I am comparing eig and eigh and I would like clarification of why the results are partly inverted!
f1 and f2 are my 2 features.
pc1 and pc2 are the principal components using eig.
pc1h and pc2h are using eigh.
As can be seen, pc2 and pc2h appear very similar.
But pc1 appears inverted to pc1h. Also pc1h is similar to f2 in shape, which I would expect.
Why is pc1 upside-down?
import pandas as pd
import numpy as np
from sklearn.preprocessing import StandardScaler
import matplotlib.pyplot as plt
#Generate a dummy dataset.
np.random.seed(300)
X = np.random.randint(10,50,100).reshape(50,2)
X[:,1] =X[:,1]*10
def PCA(X, num_components):
# Step-1
X_meaned = X - np.mean(X, axis=0)
# Step-2
cov_mat = np.cov(X_meaned, rowvar=False)
# Step-3
eigen_values, eigen_vectors = np.linalg.eig(cov_mat)
# Step-4
sorted_index = np.argsort(eigen_values)[::-1]
sorted_eigenvalue = eigen_values[sorted_index]

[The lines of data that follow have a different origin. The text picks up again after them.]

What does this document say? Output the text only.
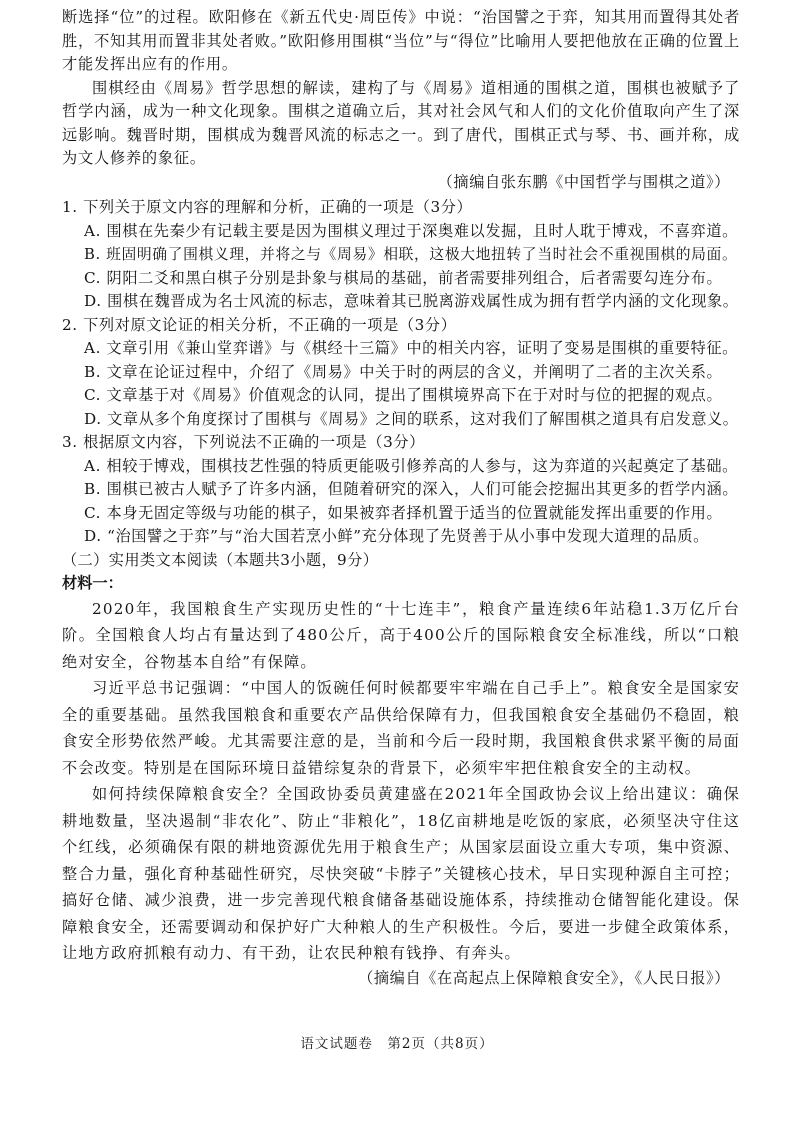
断选择“位”的过程。欧阳修在《新五代史·周臣传》中说：“治国譬之于弈，知其用而置得其处者胜，不知其用而置非其处者败。”欧阳修用围棋“当位”与“得位”比喻用人要把他放在正确的位置上才能发挥出应有的作用。

围棋经由《周易》哲学思想的解读，建构了与《周易》道相通的围棋之道，围棋也被赋予了哲学内涵，成为一种文化现象。围棋之道确立后，其对社会风气和人们的文化价值取向产生了深远影响。魏晋时期，围棋成为魏晋风流的标志之一。到了唐代，围棋正式与琴、书、画并称，成为文人修养的象征。

（摘编自张东鹏《中国哲学与围棋之道》）

1. 下列关于原文内容的理解和分析，正确的一项是（3分）

A. 围棋在先秦少有记载主要是因为围棋义理过于深奥难以发掘，且时人耽于博戏，不喜弈道。

B. 班固明确了围棋义理，并将之与《周易》相联，这极大地扭转了当时社会不重视围棋的局面。

C. 阴阳二爻和黑白棋子分别是卦象与棋局的基础，前者需要排列组合，后者需要勾连分布。

D. 围棋在魏晋成为名士风流的标志，意味着其已脱离游戏属性成为拥有哲学内涵的文化现象。

2. 下列对原文论证的相关分析，不正确的一项是（3分）

A. 文章引用《兼山堂弈谱》与《棋经十三篇》中的相关内容，证明了变易是围棋的重要特征。

B. 文章在论证过程中，介绍了《周易》中关于时的两层的含义，并阐明了二者的主次关系。

C. 文章基于对《周易》价值观念的认同，提出了围棋境界高下在于对时与位的把握的观点。

D. 文章从多个角度探讨了围棋与《周易》之间的联系，这对我们了解围棋之道具有启发意义。

3. 根据原文内容，下列说法不正确的一项是（3分）

A. 相较于博戏，围棋技艺性强的特质更能吸引修养高的人参与，这为弈道的兴起奠定了基础。

B. 围棋已被古人赋予了许多内涵，但随着研究的深入，人们可能会挖掘出其更多的哲学内涵。

C. 本身无固定等级与功能的棋子，如果被弈者择机置于适当的位置就能发挥出重要的作用。

D. “治国譬之于弈”与“治大国若烹小鲜”充分体现了先贤善于从小事中发现大道理的品质。

（二）实用类文本阅读（本题共3小题，9分）

材料一：

2020年，我国粮食生产实现历史性的“十七连丰”，粮食产量连续6年站稳1.3万亿斤台阶。全国粮食人均占有量达到了480公斤，高于400公斤的国际粮食安全标准线，所以“口粮绝对安全，谷物基本自给”有保障。

习近平总书记强调：“中国人的饭碗任何时候都要牢牢端在自己手上”。粮食安全是国家安全的重要基础。虽然我国粮食和重要农产品供给保障有力，但我国粮食安全基础仍不稳固，粮食安全形势依然严峻。尤其需要注意的是，当前和今后一段时期，我国粮食供求紧平衡的局面不会改变。特别是在国际环境日益错综复杂的背景下，必须牢牢把住粮食安全的主动权。

如何持续保障粮食安全？全国政协委员黄建盛在2021年全国政协会议上给出建议：确保耕地数量，坚决遏制“非农化”、防止“非粮化”，18亿亩耕地是吃饭的家底，必须坚决守住这个红线，必须确保有限的耕地资源优先用于粮食生产；从国家层面设立重大专项，集中资源、整合力量，强化育种基础性研究，尽快突破“卡脖子”关键核心技术，早日实现种源自主可控；搞好仓储、减少浪费，进一步完善现代粮食储备基础设施体系，持续推动仓储智能化建设。保障粮食安全，还需要调动和保护好广大种粮人的生产积极性。今后，要进一步健全政策体系，让地方政府抓粮有动力、有干劲，让农民种粮有钱挣、有奔头。

（摘编自《在高起点上保障粮食安全》，《人民日报》）

语文试题卷　第2页（共8页）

sorted_eigenvectors = eigen_vectors[:, sorted_index]
# Step-5
eigenvector_subset = sorted_eigenvectors[:, 0:num_components]
# Step-6
X_reduced = np.dot(eigenvector_subset.transpose(), X_meaned.transpose()).transpose()
return X_reduced
def PCAh(X, num_components):
# Step-1
X_meaned = X - np.mean(X, axis=0)
# Step-2
cov_mat = np.cov(X_meaned, rowvar=False)
# Step-3
eigen_values, eigen_vectors = np.linalg.eigh(cov_mat)
# Step-4
sorted_index = np.argsort(eigen_values)[::-1]
sorted_eigenvalue = eigen_values[sorted_index]
sorted_eigenvectors = eigen_vectors[:, sorted_index]
# Step-5
eigenvector_subset = sorted_eigenvectors[:, 0:num_components]
# Step-6
X_reduced = np.dot(eigenvector_subset.transpose(), X_meaned.transpose()).transpose()
return X_reduced
X_reduced = PCA(X,2)
X_reducedh = PCAh(X,2)
df_y = pd.DataFrame()
df_y['f1'] = X[:,0]
df_y['f2'] = X[:,1]
df_y['pc1'] = X_reduced[:,0]
df_y['pc2'] = X_reduced[:,1]
df_y['pc1h'] = X_reducedh[:,0]
df_y['pc2h'] = X_reducedh[:,1]
df_y.plot()
plt.show(block=True)